Some 56 per cent of those polled told surveyors they were satisfied – despite emissions in New Zealand increasing over the last three decades – while just 40 per cent of Brits said the same thing about their government, which has actually managed to reduce emissions.

New Zealanders were also least likely among those polled to say their Government needed to do more to combat the threat of climate change.

The Ipsos survey found a similar reticence among Kiwis to take meaningful personal action on climate change. Replacing car travel with walking or cycling was opposed by 37 per cent of New Zealanders, compared with a global average of 23 per cent.

Reducing beef and dairy consumption was similarly opposed by 46 and 59 per cent of the Kiwis polled, respectively, while just 39 and 49 per cent of the global population disagreed with these measures, respectively.

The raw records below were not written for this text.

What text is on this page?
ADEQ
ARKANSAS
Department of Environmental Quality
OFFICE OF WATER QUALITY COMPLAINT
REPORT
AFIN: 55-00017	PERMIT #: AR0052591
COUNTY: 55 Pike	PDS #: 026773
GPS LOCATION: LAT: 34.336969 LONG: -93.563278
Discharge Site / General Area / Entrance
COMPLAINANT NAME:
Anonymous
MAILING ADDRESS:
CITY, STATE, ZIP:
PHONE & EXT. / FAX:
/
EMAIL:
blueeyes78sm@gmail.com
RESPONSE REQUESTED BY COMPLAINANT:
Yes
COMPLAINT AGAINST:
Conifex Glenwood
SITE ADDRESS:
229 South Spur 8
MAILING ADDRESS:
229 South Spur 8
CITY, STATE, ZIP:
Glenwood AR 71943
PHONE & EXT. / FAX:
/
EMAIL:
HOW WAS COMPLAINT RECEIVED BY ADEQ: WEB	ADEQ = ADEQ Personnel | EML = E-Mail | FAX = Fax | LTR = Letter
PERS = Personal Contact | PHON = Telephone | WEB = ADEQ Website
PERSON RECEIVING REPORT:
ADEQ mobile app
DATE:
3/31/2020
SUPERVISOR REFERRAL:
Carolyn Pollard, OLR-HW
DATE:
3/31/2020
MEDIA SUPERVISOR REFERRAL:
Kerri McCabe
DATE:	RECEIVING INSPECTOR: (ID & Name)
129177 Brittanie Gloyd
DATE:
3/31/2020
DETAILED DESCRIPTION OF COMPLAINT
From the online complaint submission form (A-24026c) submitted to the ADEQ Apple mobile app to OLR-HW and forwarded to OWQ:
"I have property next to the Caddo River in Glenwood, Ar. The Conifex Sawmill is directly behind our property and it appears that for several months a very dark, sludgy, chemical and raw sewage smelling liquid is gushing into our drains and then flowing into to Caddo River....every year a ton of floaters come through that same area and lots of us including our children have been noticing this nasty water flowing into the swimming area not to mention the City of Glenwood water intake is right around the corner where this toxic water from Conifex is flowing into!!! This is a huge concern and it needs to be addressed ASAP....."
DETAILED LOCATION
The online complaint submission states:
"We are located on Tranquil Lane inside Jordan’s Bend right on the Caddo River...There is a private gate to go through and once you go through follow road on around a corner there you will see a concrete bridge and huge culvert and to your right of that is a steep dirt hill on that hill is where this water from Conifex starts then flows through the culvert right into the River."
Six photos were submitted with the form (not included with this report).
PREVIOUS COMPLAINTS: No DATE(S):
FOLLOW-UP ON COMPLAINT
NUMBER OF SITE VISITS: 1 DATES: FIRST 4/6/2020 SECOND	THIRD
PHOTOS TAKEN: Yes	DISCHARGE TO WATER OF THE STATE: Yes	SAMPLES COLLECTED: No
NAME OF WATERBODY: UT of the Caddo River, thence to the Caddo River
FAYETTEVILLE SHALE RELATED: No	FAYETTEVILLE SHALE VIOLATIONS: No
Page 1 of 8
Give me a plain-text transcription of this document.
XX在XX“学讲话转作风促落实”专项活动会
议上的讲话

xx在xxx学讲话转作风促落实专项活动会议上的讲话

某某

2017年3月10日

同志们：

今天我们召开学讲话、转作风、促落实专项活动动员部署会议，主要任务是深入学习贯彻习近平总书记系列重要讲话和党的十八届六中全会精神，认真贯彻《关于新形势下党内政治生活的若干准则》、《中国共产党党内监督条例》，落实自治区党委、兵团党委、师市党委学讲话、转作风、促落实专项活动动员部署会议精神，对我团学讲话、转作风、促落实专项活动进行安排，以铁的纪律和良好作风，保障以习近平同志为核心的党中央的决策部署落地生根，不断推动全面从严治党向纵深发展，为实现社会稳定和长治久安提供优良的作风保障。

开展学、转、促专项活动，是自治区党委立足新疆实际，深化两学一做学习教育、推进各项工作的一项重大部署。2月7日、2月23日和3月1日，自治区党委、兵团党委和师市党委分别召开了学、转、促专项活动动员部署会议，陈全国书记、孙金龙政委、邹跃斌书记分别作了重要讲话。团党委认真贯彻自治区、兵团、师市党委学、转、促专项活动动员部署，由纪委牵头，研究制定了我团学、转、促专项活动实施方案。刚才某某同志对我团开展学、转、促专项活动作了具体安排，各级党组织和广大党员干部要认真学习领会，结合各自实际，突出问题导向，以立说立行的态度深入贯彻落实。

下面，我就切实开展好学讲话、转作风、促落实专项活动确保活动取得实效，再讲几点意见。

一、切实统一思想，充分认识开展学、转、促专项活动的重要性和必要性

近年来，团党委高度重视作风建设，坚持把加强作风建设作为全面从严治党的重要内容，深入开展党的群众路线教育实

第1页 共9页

Despite an avowed interest in tackling climate change, New Zealand is unwilling to change practices where it counts: cows and cars. Given this, it’s understandable that many would find solace in ambitious but empty words from the Prime Minister.

Climate policy is complex and opaque. Pulling the wool over the eyes of the population with nice rhetoric about a nuclear-free moment and a transformational Government is all too easy on this one issue. But the atmosphere and the greenhouse effect don’t care about what Ardern has to say.

The only thing that matters in actually fighting climate change is demonstrable emissions reductions – and New Zealand needs to effect major changes if it is going to stay above water in this regard.

Yes, ambitious change is difficult to implement, particularly with Winston’s arm resting on the handbrake.

But if the buffoonish Boris Johnson can marshal the British Tories to support a ban on fossil fuel vehicles, reduction of dairy emissions and a green recovery from Covid-19, surely Jacinda Ardern could too?